About USC Shoah Foundation and the Center for Advanced Genocide Research
USC Shoah Foundation – The Institute for Visual History and Education, housed at the University of Southern California, within the Dana and David Dornsife College of Letters, Arts and Sciences, is dedicated to making audiovisual interviews with survivors and other witnesses of the Holocaust and other genocides a compelling voice for research, education and action. The Institute's Visual History Archive currently contains 55,000 eyewitness testimonies (over 144,000 hours of video footage) to preserve history as told by the people who lived it and lived through it. The Holocaust collection includes interviews conducted by the USC Shoah Foundation with Jewish survivors, rescuers, aid providers, liberators, Sinti and Roma survivors, political prisoners, Jehovah's Witness survivors, war crimes trial participants, non-Jewish forced laborers, eugenics policies survivors, and homosexual survivors. The Archive also includes interviews of conducted by local collection partners and other institutions. The USC Shoah Foundation Center for Advanced Genocide Research is the academic branch of the USC Shoah Foundation and is dedicated to advancing new areas of interdisciplinary scholarship on the Holocaust and other genocides via its academic program, which includes a fellowship program, annual conferences, and guest speakers. The Center supports innovative research on Resistance to Genocide, on Violence, Emotion and Behavioral Change as well as Digital Genocide Studies.
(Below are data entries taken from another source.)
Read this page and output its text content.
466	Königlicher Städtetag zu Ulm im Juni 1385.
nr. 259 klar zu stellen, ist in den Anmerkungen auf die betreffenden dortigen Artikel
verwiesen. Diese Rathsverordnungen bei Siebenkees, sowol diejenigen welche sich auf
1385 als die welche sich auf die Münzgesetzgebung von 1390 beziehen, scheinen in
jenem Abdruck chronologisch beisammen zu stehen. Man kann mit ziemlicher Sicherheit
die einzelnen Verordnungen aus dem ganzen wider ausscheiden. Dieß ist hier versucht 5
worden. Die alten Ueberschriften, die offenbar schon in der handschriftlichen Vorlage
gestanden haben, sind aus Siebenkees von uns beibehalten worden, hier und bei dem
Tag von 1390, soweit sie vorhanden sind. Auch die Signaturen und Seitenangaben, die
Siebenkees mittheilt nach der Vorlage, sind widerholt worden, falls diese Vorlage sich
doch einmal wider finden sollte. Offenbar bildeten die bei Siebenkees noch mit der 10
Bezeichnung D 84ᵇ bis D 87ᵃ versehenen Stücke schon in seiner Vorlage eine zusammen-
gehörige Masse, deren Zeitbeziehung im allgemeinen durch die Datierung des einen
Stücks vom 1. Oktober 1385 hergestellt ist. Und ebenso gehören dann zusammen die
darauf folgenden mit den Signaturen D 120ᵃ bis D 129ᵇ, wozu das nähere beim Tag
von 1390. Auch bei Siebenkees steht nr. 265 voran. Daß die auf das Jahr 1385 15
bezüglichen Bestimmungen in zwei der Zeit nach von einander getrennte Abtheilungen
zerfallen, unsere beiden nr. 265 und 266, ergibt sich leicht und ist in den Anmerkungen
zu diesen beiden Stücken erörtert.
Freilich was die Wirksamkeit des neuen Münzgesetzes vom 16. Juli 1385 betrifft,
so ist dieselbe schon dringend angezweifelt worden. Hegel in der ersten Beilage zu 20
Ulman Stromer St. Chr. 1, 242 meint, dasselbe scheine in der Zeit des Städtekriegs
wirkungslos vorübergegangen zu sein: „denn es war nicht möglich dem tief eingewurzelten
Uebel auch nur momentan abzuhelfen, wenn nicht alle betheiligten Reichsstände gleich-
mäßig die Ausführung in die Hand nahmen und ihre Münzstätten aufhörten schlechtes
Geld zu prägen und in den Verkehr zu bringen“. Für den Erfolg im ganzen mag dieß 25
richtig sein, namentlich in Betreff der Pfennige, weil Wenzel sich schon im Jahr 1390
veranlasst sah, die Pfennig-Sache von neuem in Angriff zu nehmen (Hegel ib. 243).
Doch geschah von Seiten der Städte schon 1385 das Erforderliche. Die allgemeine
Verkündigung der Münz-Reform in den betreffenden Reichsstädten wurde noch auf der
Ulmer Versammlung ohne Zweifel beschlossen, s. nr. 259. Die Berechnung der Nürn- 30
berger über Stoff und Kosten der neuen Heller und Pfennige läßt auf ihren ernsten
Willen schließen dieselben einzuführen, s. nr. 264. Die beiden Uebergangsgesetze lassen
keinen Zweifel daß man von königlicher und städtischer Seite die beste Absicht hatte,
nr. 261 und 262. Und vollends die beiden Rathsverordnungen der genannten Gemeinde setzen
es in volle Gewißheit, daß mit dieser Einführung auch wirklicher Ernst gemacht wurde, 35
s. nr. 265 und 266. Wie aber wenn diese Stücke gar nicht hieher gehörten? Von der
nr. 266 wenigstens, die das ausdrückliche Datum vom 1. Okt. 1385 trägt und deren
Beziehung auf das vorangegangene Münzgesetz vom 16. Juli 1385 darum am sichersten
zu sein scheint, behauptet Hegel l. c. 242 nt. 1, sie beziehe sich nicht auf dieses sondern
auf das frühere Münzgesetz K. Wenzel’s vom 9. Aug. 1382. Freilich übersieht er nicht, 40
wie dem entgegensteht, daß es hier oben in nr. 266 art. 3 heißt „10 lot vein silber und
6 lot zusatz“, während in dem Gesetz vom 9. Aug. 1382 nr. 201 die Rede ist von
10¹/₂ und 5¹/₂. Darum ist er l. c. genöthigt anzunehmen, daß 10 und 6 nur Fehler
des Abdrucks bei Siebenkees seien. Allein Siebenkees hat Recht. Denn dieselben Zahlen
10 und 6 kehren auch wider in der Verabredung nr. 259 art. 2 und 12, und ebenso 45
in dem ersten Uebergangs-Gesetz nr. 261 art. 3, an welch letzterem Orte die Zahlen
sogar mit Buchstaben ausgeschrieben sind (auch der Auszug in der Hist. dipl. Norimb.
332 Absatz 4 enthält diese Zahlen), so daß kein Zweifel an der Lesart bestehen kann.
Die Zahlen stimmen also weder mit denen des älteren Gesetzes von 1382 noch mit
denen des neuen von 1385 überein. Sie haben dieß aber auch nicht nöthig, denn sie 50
About the Fortunoff Video Archive for Holocaust Testimonies, Yale University
The Fortunoff Video Archive traces its roots back to a grassroots organization, the Holocaust Survivors Film Project, which began videotaping Holocaust survivors and witnesses in New Haven, Connecticut in 1979. In 1981, the original collection of testimonies was deposited at Yale University, and the Video Archive for Holocaust Testimonies opened its doors to the public the following year. Since then, the Fortunoff Archive has worked to record, collect, and preserve Holocaust witness testimonies, and to make its collection available to researchers, educators, and the general public. The Fortunoff Archive currently holds more than 4,400 testimonies, which are comprised of over 10,000 recorded hours of videotape. Testimonies were produced in cooperation with 37 affiliated projects across North America, South America, Europe, and Israel, and each project maintains a duplicate collection of locally recorded videotapes. The Fortunoff Archive and its affiliates recorded the testimonies of willing individuals with first-hand experience of the Nazi persecutions, including those in hiding, survivors, bystanders, resistors, and liberators. Testimonies are recorded in whatever language the witness prefers, and range in length from one-half hour to over 40 hours, recorded over several sessions.